Running on a single GPU node is built-in and pretty much transparent in TensorFlow. Using multiple devices requires a bit more work, but has both performance benefits and increases the available memory. Keep in mind that there is a latency associated with GPU-to-CPU and CPU-to-GPU data transfers.

Data parallelism

The data parallelism approach is to split each training batch into equal sets, replicate the TensorFlow model across all available devices, then give each device a split of each batch to process.
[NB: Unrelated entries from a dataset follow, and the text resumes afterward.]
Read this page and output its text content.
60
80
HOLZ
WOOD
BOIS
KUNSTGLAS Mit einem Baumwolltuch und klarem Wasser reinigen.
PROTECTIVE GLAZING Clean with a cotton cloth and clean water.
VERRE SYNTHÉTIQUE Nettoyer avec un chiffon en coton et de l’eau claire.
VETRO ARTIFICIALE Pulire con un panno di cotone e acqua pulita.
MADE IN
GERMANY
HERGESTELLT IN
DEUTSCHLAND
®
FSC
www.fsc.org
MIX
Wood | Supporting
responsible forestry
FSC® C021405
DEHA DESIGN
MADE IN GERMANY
All the outputs are gathered and optimised on a single device (usually a CPU), then the weight updates returned backwards across all the devices. Vahid Kazemi @vahidk has an excellent simple example with code here. His make_parallel function can easily be extended to process multiple outputs:

def make_parallel(fn, num_gpus, num_outputs, **kwargs):
    in_splits = {}
    for k, v in kwargs.items():
        in_splits[k] = tf.split(v, num_gpus)

    out_splits = [[]]*num_outputs
    for i in range(num_gpus):
        with tf.device(tf.DeviceSpec(device_type="GPU", device_index=i)):
            with tf.variable_scope(tf.get_variable_scope(), reuse=i > 0):
                out_ = fn(**{k : v[i] for k, v in in_splits.items()})
                for j in range(num_outputs):
                	out_splits[j].append(out_[j])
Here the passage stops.